Downsizing your house can necessitate self storage
While everyone considers how they can eat less, use less energy and buy less, downsizing a house never usually makes the top of anyone’s list. However it can be extremely profitable to downsize and therefore pay less rent, freeing up extra income for other purposes.
The question is how much space do we really need? Many would say that this varies according to accustomed lifestyle, which no doubt plays a part, but humans all have the same basic needs, however rich. If you want to know about downsizing to the extreme, look no further than the “Smallest House in Britain” on the coast of Wales which is approximately 3.05m x 1.8m. Its last owner was a 6ft 2 fisherman who vacated in 1900 although the house is still owned by his descendants.
Although this is taking it to the extreme it must be noted that the average size of a house has increased by 140% since 1950 according to www.treehugger.com. This has a variety of effects. Not only does it increase the amount of materials needed to build and furnish it, but the cost of running such large houses has a detrimental effect to the pockets of those living in them.

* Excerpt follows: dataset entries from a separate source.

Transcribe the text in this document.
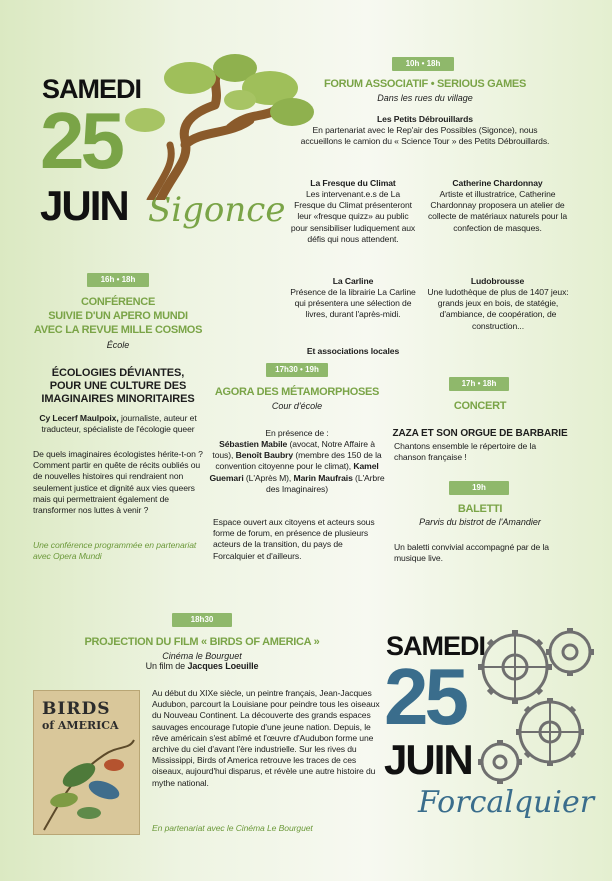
SAMEDI
25
JUIN Sigonce
10h • 18h
FORUM ASSOCIATIF • SERIOUS GAMES
Dans les rues du village
Les Petits Débrouillards
En partenariat avec le Rep'air des Possibles (Sigonce), nous accueillons le camion du « Science Tour » des Petits Débrouillards.
La Fresque du Climat
Les intervenant.e.s de La Fresque du Climat présenteront leur «fresque quizz» au public pour sensibiliser ludiquement aux défis qui nous attendent.
Catherine Chardonnay
Artiste et illustratrice, Catherine Chardonnay proposera un atelier de collecte de matériaux naturels pour la confection de masques.
La Carline
Présence de la librairie La Carline qui présentera une sélection de livres, durant l'après-midi.
Ludobrousse
Une ludothèque de plus de 1407 jeux: grands jeux en bois, de statégie, d'ambiance, de coopération, de construction...
Et associations locales
16h • 18h
CONFÉRENCE
SUIVIE D'UN APERO MUNDI
AVEC LA REVUE MILLE COSMOS
École
ÉCOLOGIES DÉVIANTES,
POUR UNE CULTURE DES
IMAGINAIRES MINORITAIRES
Cy Lecerf Maulpoix, journaliste, auteur et traducteur, spécialiste de l'écologie queer
De quels imaginaires écologistes hérite-t-on ? Comment partir en quête de récits oubliés ou de nouvelles histoires qui rendraient non seulement justice et dignité aux vies queers mais qui permettraient également de transformer nos luttes à venir ?
Une conférence programmée en partenariat avec Opera Mundi
17h30 • 19h
AGORA DES MÉTAMORPHOSES
Cour d'école
En présence de :
Sébastien Mabile (avocat, Notre Affaire à tous), Benoît Baubry (membre des 150 de la convention citoyenne pour le climat), Kamel Guemari (L'Après M), Marin Maufrais (L'Arbre des Imaginaires)
Espace ouvert aux citoyens et acteurs sous forme de forum, en présence de plusieurs acteurs de la transition, du pays de Forcalquier et d'ailleurs.
17h • 18h
CONCERT
ZAZA ET SON ORGUE DE BARBARIE
Chantons ensemble le répertoire de la chanson française !
19h
BALETTI
Parvis du bistrot de l'Amandier
Un baletti convivial accompagné par de la musique live.
18h30
PROJECTION DU FILM « BIRDS OF AMERICA »
Cinéma le Bourguet
Un film de Jacques Loeuille
BIRDS
of AMERICA
Au début du XIXe siècle, un peintre français, Jean-Jacques Audubon, parcourt la Louisiane pour peindre tous les oiseaux du Nouveau Continent. La découverte des grands espaces sauvages encourage l'utopie d'une jeune nation. Depuis, le rêve américain s'est abîmé et l'œuvre d'Audubon forme une archive du ciel d'avant l'ère industrielle. Sur les rives du Mississippi, Birds of America retrouve les traces de ces oiseaux, aujourd'hui disparus, et révèle une autre histoire du mythe national.
En partenariat avec le Cinéma Le Bourguet
SAMEDI
25
JUIN
Forcalquier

With rising gas and electricity bills and council tax rates, often it is impossible to live in a house that is going beyond your means. Downsizing would mean less heating and electricity with fewer rooms. However just because you are moving to another house does not mean you have to leave behind your favourite things – curtains and floor coverings can all be taken with you either to your new house or to self storage where it can be kept until further notice.
A new trend is now developing among building companies that have taken into account the recent housing collapse and have started building smaller houses. Therefore in return for less space, buyers can therefore splurge on other things, such as buying less but more expensive furniture, while simultaneously paying less gas and electricity bills.
By selling a bigger house in return for a smaller one means that, as well as less maintenance, it is also simultaneously eradicating a mortgage, or at least decreasing it if it existed.
Not only this, but size recently has become something of a symbolic status that you have “made it”. But size is not where the sense of home necessarily resides. Many families have found that since downsizing, their homes have become cosier and family life has improved, as smaller houses bring families together in terms of distance and this has a long term impact on family togetherness.